薩摩川内市がカーボンニュートラルへ包括連携

株式会社バイウィルは、鹿児島県薩摩川内市および株式会社鹿児島銀行と、カーボンニュートラルの実現を目的とした包括連携協定を2024年6月19日に締結した。3者は協定に基づき、SDGsおよびカーボンニュートラルの達成、サーキュラーエコノミーの普及啓発・達成に向けた取り組みを進める。

バイウィルは第一に、薩摩川内市が管理する森林におけるJ-クレジット創出を支援する予定だ。
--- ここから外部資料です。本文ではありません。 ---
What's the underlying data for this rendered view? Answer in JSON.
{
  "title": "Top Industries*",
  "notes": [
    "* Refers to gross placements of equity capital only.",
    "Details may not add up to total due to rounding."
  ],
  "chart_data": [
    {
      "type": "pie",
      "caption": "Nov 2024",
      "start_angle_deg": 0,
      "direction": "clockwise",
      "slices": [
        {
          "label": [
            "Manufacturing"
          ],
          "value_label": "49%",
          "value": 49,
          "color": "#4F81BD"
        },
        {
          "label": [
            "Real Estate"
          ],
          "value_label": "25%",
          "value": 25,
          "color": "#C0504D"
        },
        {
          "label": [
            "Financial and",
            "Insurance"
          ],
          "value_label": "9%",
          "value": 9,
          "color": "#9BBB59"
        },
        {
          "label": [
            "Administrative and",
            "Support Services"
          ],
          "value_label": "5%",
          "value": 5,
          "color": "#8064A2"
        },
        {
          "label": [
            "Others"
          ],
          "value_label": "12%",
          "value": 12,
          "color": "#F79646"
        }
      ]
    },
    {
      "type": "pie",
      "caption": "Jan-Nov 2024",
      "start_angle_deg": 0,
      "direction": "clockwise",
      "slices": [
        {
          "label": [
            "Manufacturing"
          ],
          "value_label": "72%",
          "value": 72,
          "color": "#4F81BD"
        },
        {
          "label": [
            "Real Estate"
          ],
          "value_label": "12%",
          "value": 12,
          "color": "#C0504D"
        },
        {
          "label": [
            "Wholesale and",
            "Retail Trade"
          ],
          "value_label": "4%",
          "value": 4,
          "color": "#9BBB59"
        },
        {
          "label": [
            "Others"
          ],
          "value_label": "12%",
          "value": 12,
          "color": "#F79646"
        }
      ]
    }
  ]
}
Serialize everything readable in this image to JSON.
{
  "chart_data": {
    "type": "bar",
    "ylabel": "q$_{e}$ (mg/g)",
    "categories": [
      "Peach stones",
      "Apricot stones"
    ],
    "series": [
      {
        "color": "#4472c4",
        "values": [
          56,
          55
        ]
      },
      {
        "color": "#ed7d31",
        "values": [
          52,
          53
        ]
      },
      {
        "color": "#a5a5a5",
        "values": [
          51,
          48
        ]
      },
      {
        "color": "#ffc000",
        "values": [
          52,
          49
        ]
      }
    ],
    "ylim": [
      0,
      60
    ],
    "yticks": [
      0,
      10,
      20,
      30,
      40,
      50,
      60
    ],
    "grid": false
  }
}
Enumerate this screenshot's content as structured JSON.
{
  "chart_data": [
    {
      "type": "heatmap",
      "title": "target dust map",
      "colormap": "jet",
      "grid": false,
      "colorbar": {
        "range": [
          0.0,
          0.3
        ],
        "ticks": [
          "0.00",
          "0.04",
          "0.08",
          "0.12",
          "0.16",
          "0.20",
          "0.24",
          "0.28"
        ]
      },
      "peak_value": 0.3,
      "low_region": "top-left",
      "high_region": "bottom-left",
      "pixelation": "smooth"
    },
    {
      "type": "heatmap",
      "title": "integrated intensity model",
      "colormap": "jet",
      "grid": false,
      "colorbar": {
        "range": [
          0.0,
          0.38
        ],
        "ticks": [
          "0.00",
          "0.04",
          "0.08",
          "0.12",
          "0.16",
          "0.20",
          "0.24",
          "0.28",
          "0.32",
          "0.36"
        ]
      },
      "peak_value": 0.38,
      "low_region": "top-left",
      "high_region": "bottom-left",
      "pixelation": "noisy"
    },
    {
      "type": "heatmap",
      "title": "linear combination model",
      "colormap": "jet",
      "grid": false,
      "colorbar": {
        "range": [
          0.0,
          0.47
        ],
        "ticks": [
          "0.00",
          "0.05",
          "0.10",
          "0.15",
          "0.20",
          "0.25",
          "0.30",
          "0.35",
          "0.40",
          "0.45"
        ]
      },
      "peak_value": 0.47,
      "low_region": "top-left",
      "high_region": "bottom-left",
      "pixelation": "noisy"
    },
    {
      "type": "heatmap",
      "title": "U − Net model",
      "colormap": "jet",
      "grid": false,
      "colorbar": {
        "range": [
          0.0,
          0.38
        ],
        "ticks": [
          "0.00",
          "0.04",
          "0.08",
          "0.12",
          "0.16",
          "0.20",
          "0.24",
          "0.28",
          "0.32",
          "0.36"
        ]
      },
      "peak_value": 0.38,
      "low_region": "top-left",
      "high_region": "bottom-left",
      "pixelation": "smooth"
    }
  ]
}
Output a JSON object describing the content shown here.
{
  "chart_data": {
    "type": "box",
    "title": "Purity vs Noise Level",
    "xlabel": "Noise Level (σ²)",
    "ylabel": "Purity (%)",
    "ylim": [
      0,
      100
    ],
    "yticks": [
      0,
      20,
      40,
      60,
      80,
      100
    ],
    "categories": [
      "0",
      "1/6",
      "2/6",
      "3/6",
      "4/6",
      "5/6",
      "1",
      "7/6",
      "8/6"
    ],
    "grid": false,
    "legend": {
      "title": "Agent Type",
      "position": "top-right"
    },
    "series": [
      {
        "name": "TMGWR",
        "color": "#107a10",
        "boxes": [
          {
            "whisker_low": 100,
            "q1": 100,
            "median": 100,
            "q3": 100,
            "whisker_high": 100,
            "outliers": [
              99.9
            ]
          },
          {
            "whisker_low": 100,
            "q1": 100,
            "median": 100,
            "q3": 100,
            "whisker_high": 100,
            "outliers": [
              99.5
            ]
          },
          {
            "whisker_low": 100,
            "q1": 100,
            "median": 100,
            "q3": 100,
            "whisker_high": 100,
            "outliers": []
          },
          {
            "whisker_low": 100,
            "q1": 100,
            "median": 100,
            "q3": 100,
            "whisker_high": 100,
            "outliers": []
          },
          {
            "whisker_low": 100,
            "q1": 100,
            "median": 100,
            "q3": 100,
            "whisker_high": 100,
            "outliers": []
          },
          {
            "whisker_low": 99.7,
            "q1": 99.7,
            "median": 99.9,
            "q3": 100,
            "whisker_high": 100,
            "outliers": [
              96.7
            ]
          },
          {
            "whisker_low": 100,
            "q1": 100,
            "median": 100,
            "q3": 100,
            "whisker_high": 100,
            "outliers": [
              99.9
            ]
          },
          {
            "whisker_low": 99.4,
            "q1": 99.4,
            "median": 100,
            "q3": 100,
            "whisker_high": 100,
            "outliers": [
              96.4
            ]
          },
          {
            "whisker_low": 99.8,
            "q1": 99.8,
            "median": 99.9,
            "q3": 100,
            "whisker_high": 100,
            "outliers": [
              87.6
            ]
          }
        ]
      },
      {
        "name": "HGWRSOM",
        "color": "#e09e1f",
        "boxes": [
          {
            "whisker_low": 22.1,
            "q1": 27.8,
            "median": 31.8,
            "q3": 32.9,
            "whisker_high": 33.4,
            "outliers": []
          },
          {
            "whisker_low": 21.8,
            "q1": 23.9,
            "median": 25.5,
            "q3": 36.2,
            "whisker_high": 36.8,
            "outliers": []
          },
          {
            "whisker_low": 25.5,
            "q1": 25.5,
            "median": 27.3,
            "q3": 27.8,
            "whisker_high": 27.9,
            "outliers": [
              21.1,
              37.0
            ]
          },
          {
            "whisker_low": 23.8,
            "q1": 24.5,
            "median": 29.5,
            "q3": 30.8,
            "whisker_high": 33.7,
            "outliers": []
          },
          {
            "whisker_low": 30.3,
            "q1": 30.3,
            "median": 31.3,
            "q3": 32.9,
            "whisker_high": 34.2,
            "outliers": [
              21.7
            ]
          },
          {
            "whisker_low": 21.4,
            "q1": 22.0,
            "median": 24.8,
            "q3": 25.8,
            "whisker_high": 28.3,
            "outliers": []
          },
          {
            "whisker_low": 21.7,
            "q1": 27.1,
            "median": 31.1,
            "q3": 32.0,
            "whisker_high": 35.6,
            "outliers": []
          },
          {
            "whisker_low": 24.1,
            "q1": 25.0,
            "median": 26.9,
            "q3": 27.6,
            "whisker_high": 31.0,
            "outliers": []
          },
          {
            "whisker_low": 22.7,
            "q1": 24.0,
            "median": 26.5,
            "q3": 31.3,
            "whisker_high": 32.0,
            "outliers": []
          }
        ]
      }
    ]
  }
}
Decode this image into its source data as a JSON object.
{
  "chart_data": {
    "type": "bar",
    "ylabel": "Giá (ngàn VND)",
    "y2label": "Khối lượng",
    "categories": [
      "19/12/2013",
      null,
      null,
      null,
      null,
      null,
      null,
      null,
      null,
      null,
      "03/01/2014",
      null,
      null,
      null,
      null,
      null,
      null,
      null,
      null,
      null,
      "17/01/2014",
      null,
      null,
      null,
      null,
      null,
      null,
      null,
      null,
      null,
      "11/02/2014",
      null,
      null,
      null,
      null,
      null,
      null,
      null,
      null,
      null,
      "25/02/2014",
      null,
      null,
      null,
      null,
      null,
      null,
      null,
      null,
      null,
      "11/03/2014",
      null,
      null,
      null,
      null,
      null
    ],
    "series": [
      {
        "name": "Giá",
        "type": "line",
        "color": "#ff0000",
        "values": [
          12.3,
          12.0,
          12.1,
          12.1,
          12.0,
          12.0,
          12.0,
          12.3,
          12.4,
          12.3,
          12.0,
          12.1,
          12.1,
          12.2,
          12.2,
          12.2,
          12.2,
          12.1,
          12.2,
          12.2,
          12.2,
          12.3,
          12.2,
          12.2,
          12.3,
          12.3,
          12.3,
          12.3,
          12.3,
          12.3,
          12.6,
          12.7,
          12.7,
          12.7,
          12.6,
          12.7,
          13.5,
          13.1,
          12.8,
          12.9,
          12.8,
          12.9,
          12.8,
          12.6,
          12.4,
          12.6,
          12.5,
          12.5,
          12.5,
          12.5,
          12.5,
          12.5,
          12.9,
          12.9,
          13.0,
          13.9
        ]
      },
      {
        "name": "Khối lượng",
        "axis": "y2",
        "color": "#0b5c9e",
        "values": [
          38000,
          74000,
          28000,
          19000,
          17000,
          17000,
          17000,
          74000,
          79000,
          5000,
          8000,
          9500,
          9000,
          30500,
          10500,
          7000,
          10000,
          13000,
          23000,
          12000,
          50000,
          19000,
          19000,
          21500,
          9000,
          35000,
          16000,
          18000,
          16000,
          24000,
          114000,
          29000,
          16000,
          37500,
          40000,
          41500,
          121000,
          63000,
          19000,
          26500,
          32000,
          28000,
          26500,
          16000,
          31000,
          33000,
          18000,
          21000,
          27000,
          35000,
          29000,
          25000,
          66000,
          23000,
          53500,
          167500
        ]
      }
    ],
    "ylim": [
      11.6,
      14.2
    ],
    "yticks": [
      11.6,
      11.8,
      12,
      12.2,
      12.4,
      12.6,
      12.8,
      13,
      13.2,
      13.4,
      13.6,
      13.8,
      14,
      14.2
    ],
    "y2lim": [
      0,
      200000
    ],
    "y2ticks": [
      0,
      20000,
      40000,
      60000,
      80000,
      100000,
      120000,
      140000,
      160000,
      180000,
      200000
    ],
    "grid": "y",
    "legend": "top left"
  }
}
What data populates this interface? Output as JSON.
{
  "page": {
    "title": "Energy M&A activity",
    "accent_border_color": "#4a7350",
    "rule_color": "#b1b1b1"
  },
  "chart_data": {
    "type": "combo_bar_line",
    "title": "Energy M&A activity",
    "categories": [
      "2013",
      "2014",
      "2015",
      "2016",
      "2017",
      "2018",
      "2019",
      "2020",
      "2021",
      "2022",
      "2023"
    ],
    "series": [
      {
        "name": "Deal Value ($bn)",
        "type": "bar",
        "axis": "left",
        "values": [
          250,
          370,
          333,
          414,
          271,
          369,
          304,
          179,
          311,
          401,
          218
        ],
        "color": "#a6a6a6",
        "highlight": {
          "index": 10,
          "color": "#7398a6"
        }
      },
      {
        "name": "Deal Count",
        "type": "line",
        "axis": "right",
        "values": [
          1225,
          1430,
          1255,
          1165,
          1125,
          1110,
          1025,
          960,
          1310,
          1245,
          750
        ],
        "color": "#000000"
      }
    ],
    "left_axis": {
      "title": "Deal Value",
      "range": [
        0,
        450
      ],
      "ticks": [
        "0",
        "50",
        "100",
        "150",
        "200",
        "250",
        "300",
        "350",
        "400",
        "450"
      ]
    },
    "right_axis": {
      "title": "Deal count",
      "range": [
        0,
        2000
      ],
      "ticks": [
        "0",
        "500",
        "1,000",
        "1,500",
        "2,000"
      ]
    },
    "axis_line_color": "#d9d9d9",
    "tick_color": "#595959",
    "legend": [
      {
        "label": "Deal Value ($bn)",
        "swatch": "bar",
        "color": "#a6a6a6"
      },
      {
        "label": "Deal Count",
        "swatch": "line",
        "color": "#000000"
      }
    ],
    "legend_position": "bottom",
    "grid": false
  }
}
J-クレジットとは、省エネ設備の導入や再生エネルギーの活用等による温室効果ガスの排出削減量や吸収量を国が認証したもので、他企業等に売却してカーボン・オフセットに活用できる。

薩摩川内市は2021年6月、2050年までに「ゼロカーボンシティ薩摩川内」を実現すべく「薩摩川内市未来創生SDGs・カーボンニュートラル宣言」を行った。その対策の一つとして「カーボン・オフセット制度の普及促進」を掲げており、今回の包括連携協定に至った。

薩摩川内市の森林面積は市の土地の69%を占め、2020年度のCO2吸収量は147,000t-CO2と推定され、同年度の市の温室効果ガス排出量の22%に相当する。バイウィルは適切な森林管理によってこの吸収量を維持し、J-クレジットに換えて市のカーボンニュートラル達成に活用すべく支援する。

具体的には、J-クレジット創出プロジェクトの登録・申請からモニタリング、創出したクレジットの販売までをシームレスに支援し、新たなビジネスモデルの開発など地域経済の活性化にも貢献することで、薩摩川内市における”環境価値と経済価値の循環”を目指す。

バイウィル代表取締役社長の下村雄一郎氏は、「薩摩川内市は『山』『川』『海』と自然溢れる地であるとともに、多くの産業を有する市でもある。そんな薩摩川内市の広大な森林を守る取り組みの付加価値として、CO2吸収量のJクレジット化から連携させていただく」とコメントした。

今回の連携協定は、バイウィルにとって鹿児島県下で初の事例となる。下村氏は「この連携協定をもとに、『鹿児島県は自治体と銀行が強力に手を結んだ脱炭素モデル地域である』と県内外の方々に捉えていただけるよう取り組みを進めてまいります」と述べた。